The package error model should make it clear which failures are local validation issues, which are dependency failures, and which are contract violations.

Good error explanations reduce two kinds of waste at once: operator confusion in the moment and architectural confusion during later review. The package should fail in ways that still preserve the boundary story.

Treat the architecture pages for bijux-canon-ingest as a reviewer-facing map of structure and flow.
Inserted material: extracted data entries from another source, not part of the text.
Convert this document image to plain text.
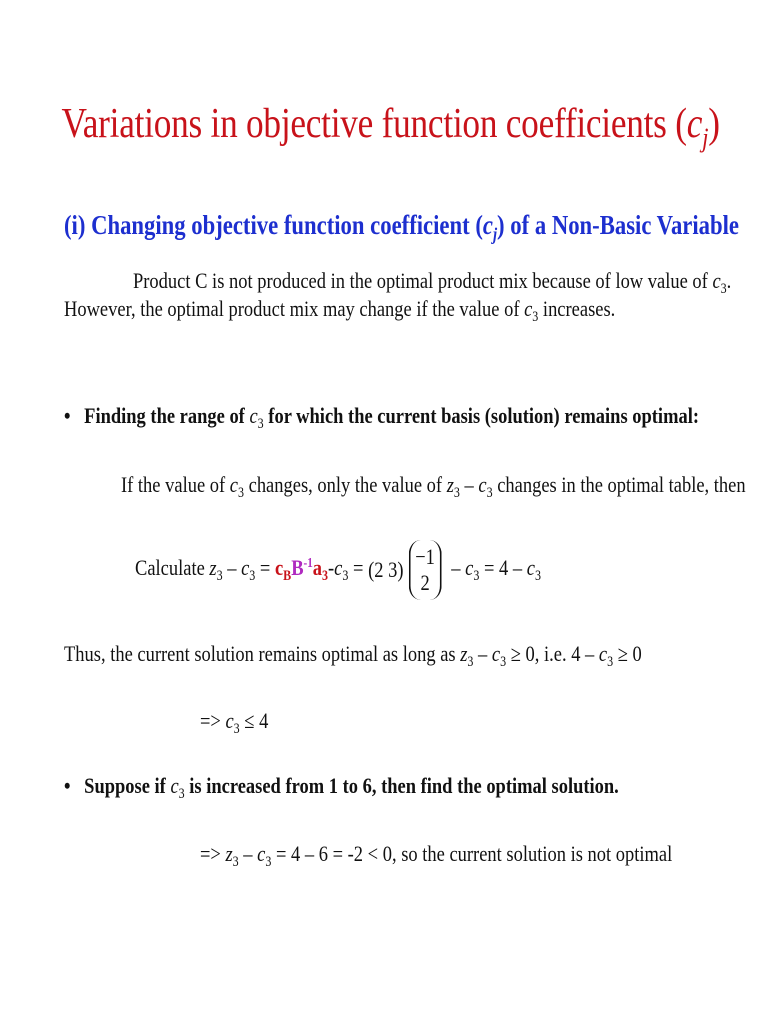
Variations in objective function coefficients $(c_j)$
(i) Changing objective function coefficient $(c_j)$ of a Non-Basic Variable
Product C is not produced in the optimal product mix because of low value of $c_3$.
However, the optimal product mix may change if the value of $c_3$ increases.
• Finding the range of $c_3$ for which the current basis (solution) remains optimal:
If the value of $c_3$ changes, only the value of $z_3 - c_3$ changes in the optimal table, then
Calculate $z_3 - c_3 = c_BB^{-1}a_3-c_3 = (2$ 3)
−1
2
– $c_3 = 4 - c_3$
Thus, the current solution remains optimal as long as $z_3 - c_3 \ge 0$, i.e. $4 - c_3 \ge 0$
=> $c_3 \le 4$
• Suppose if $c_3$ is increased from 1 to 6, then find the optimal solution.
=> $z_3 - c_3 = 4 - 6 = -2 < 0$, so the current solution is not optimal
They should shorten code reading, not try to replace it.

Visual Summary

graph TD
    A[Error Model] --> B[Detect failure type]
    B --> C[Map to structured error]
    C --> D[Attach context and provenance]
    D --> E[Emit predictable failure surface]
    E --> F[Support recovery and debugging]

Review Anchors

  • inspect interface modules for operator-facing error shape
  • inspect application and domain modules for orchestration failures
  • inspect tests for the failure cases the package already protects

Test Areas

  • tests/unit for module-level behavior across processing, retrieval, and interfaces
  • tests/e2e for package boundary coverage
  • tests/invariants for long-lived repository promises
  • tests/eval for corpus-backed behavior checks

Concrete Anchors

  • src/bijux_canon_ingest/processing for deterministic document transforms
  • src/bijux_canon_ingest/retrieval for retrieval-oriented models and assembly
  • src/bijux_canon_ingest/application for package workflows

Use This Page When

  • you are tracing structure, execution flow, or dependency pressure
  • you need to understand how modules fit before refactoring
  • you are reviewing design drift rather than one isolated bug

Decision Rule

Use Error Model to decide whether a structural change makes bijux-canon-ingest easier or harder to explain in terms of modules, dependency direction, and execution flow. If the change works only because the design becomes harder to read, the safer answer is redesign rather than acceptance.

What This Page Answers

  • how bijux-canon-ingest is organized internally in terms a reviewer can follow
  • which modules carry the main execution and dependency story
  • where structural drift would show up before it becomes expensive

Reviewer Lens

  • trace the described execution path through the named modules instead of trusting the diagram alone
  • look for dependency direction or layering that now contradicts the documented seam
  • verify that the structural risks named here still match the current code shape

Honesty Boundary

This page describes the current structural model of bijux-canon-ingest, but it does not guarantee that every import path or runtime path still obeys that model. Readers should treat it as a map that must stay aligned with code and tests, not as an authority above them.

Next Checks

  • move to interfaces when the review reaches a public or operator-facing seam
  • move to operations when the concern becomes repeatable runtime behavior
  • move to quality when you need proof that the documented structure is still protected

Purpose

This page records how to reason about failures in architecture review.

Stability

Keep it aligned with the actual error-handling behavior and tests.